Super Marie, Sainte Moon et Sainte Barbie - Soasig Chamaillard.

Super Marie, Sainte Moon et Sainte Barbie – Soasig Chamaillard.

Un rappel sous forme de maxime pas toujours bien compris par certains. Ainsi, en juillet dernier une galerie toulousaine a dû renoncer à exposer les œuvres de Soasig Chamaillard en raison de menaces d’ultra-catholiques criant au blasphème. Des réactions que regrette évidemment l’intéressée mais qu’elle prend avec philosophie : « Maintenant je sais que je peux les remercier car ils ont fait beaucoup parler de moi. Et comme je ne suis pas sûre que c’était leur but, peut-être réfléchiront-ils aux conséquences de leurs actes la prochaine fois. Menacer la galerie et, par la même occasion, la liberté d’expression artistique, c’est très grave. Je peux comprendre que mon travail dérange et que l’on passe son chemin, mais j’ai plus de mal à accepter que l’on tente d’interdire de l’exposer ».
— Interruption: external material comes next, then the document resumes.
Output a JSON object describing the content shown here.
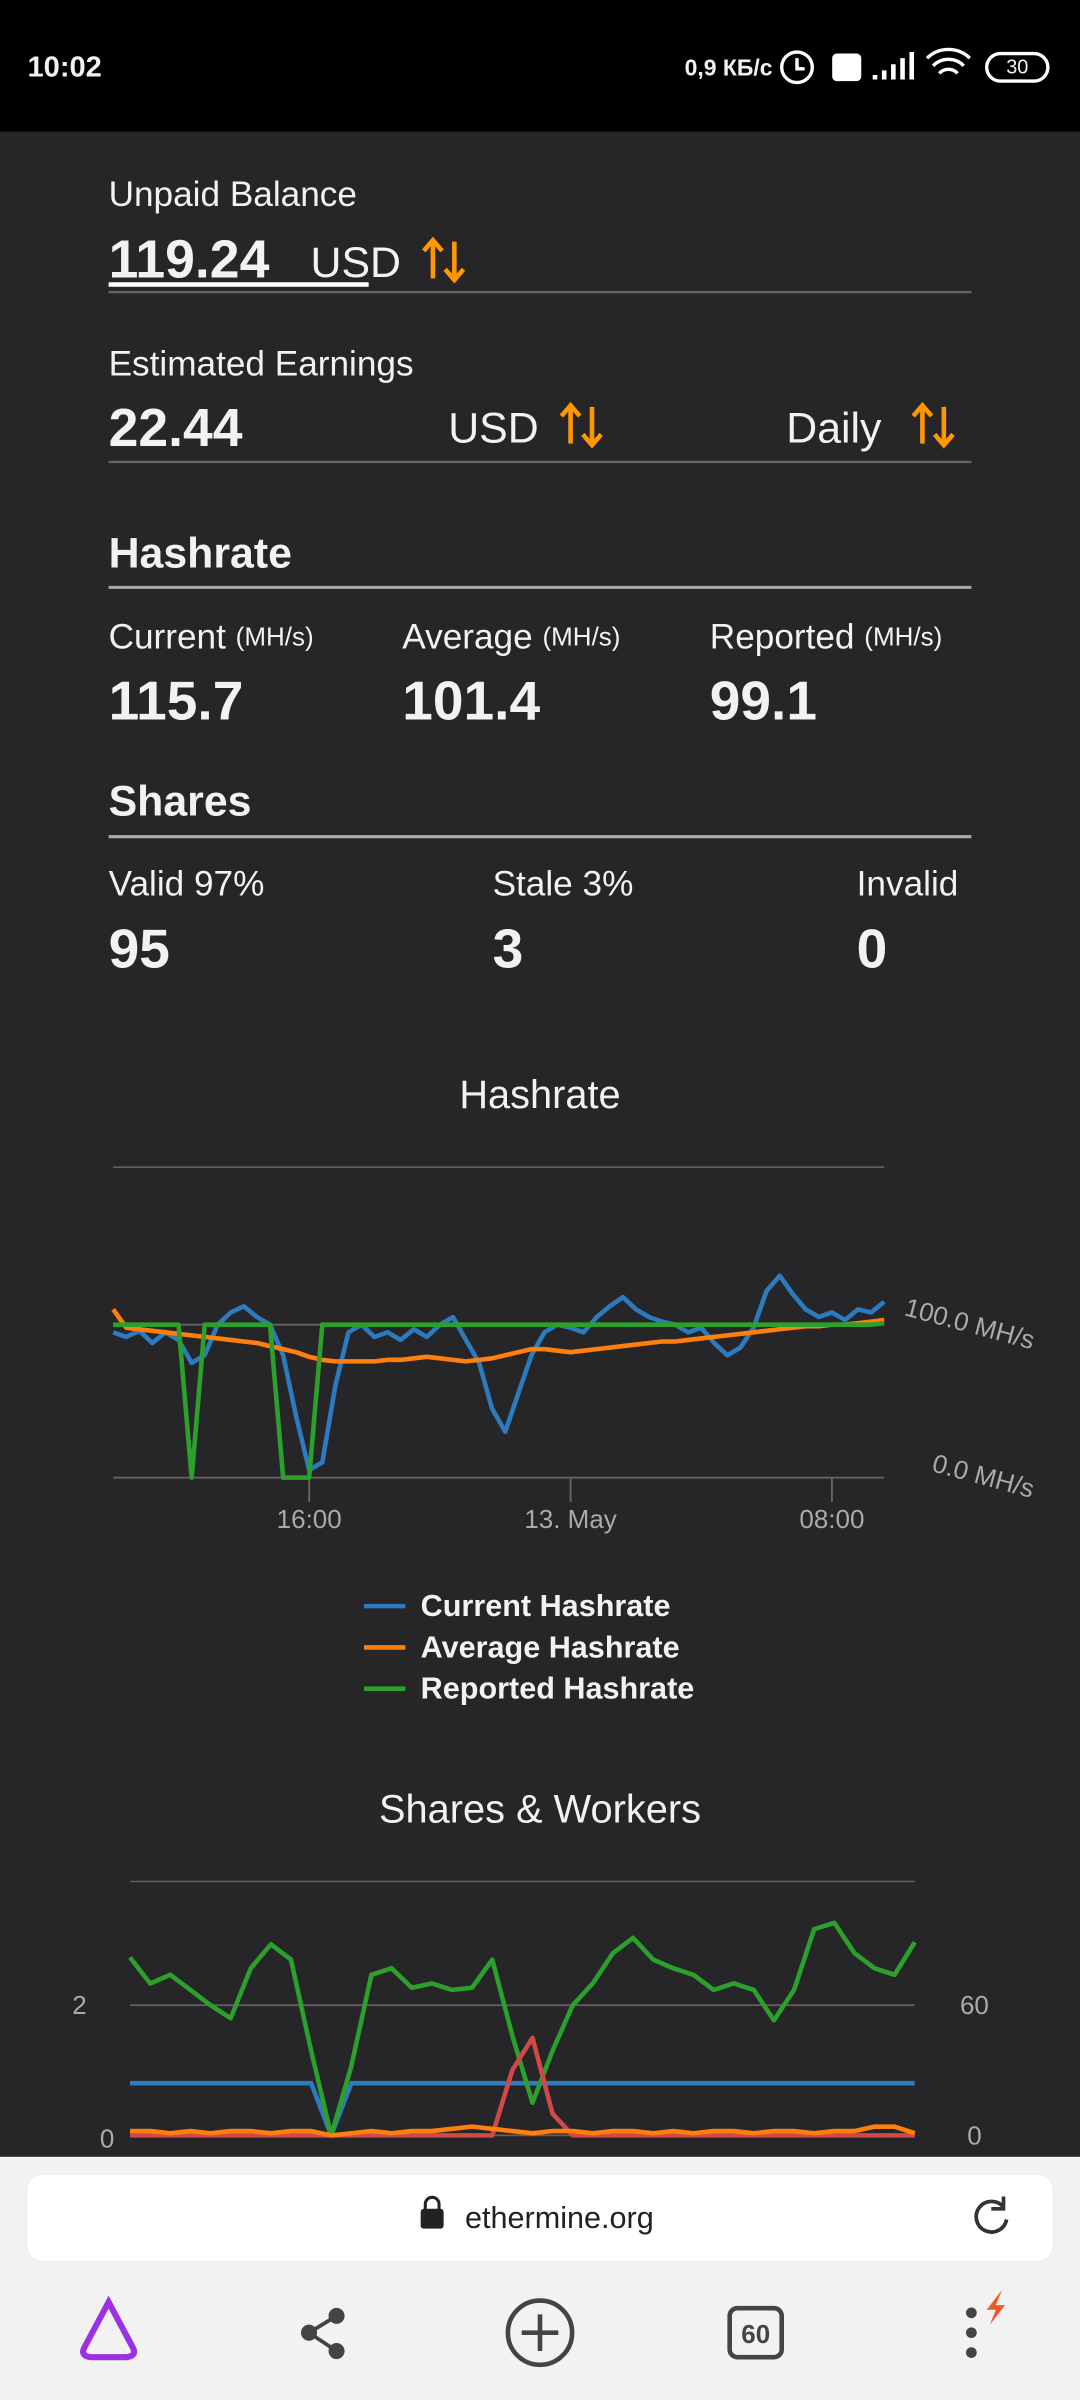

Si la jeune femme, qui a « eu une éducation chrétienne », admet être touchée par le fait que ses détournements puissent blesser des gens, pas question pour autant de renoncer et de donner raison à ses détracteurs. Les pressions auraient même tendance à la motiver plus qu’à l’intimider. « Quand on touche à ma liberté d’expression artistique, j’ai envie de me battre davantage encore » lance celle qui déplore un climat de plus en plus tendu en France. « Les derniers événements liés aux activités artistiques et à certains radicaux catholiques  [ndlr: Piss Christ, « Sur le concept du visage du fils de Dieu », Golgota Picnic] me font penser que certains doivent vivre dans un milieu très fermé et déconnectés de la réalité ». Mais Soasig Chamaillard reste optimiste et préfère retenir les nombreux mails d’encouragements qu’elle reçoit en plus grande quantité que ceux garnis d’insultes. Et, en attendant de trouver « une nouvelle galerie qui aurait le courage d’exposer [son] travail en France ou à l’étranger », la plasticienne a encore plein d’idées pour de nouvelles Vierge Marie en 2014.